A Maria e o novo amigo alienígena Alberto estão a arranjar a nave ultrassónica que há uma semana aterrou de emergência na ventosa Aldeia do Vento, no planeta Terra.
— Terminei agora!
— A Maria tem jeito para a mecânica cósmica.
— Não sobraram peças …
— Tenho de fazer algo e rapidinho. A 111-RTX está capaz de descolar.
— Falta apenas compor o exterior da nave… Onde estarão as portas?
— Boa! Sem portas não posso partir! Sem portas não há adeus!
— Só vejo pilhas de tralha ao meu redor.
— Ficarei nesta aldeia 12 meses galácticos.
— Como se eu tivesse capacidades divinatórias…
— Por mil Girabolexes, Maria, estás a ficar roxa!
— Roxo ficas tu quando eu te apanhar!
— Que linda brincadeira, Maria: um alienígena a fugir de uma criança terráquea!
— Eu dou-te a brincadeira! Fica sabendo que o teu verde está a empalidecer e as tuas antenas a cair.
— Está a esgotar-se o meu tempo na Terra…mas eu não quero ir embora!
— Mas tu és um adulto, não fazes birras. E podes visitar a Aldeia do Vento sempre que quiseres. Com a força das tuas antenas, nunca voarás.
— Poderia viver aqui, numa das casas desabitadas…não sou de luxos.
— Alberto, nem luxos, nem lixos. A tua família espera-te!
— Bzz. Zyrx. Ai!
— Então, Alberto?
— Este é o som da inevitabilidade… É o som da minha morte! — responde Alberto, recordando Leo no filme Matrix, rodado em Girabolas, o seu planeta.

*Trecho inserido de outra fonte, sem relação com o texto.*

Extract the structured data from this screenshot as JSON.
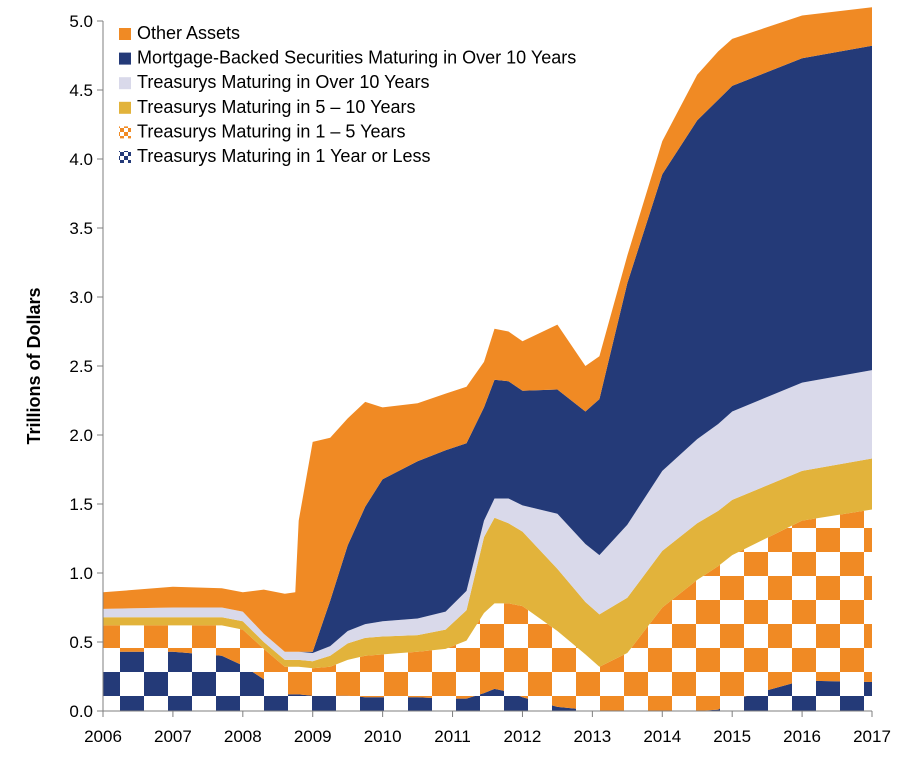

— Calma, Alberto! És muito pessimista. Vamos acabar o arranjo da tua nave. Onde estão as portas que escondeste? — quis saber a Maria, angustiada por ver a estranha fraqueza do amigo. Alberto indicou-lhe o lugar, envergonhado como uma criança apanhada em flagrante delito.
— Ajuda aqui. Encontrei-as, mas são demasiado pesadas para mim.
Alberto fez um derradeiro esforço, dirigindo um raio de luz das portas para a nave.
— Boa, querido amigo! Agora temos que te pôr lá dentro e programar a viagem para que não te percas no espaço cósmico. Vamos! Só mais uma magia!
Alberto sabia que não havia solução, tinha ido longe demais e o espaço não se encontrava a seu favor. Estava no meio do caminho, num intermédio frágil entre a vida e um longo sono.
— Mas, o que é aquilo? — perguntou a Maria ao ver uma bola de luz roxa e branca aproximar-se da Terra — Parece…outra nave espacial?! Alberto, acho que vem ajudar-te… — e uma manga de luz apanhou o alienígena, teletransportando-o para o seu interior.
— Boa viagem, querido amigo, boa viagem! — disse a Maria, acenando sem saber muito bem se havia de se sentir feliz ou triste e era uma lágrima frágil a que o vento roubava do seu rosto de criança.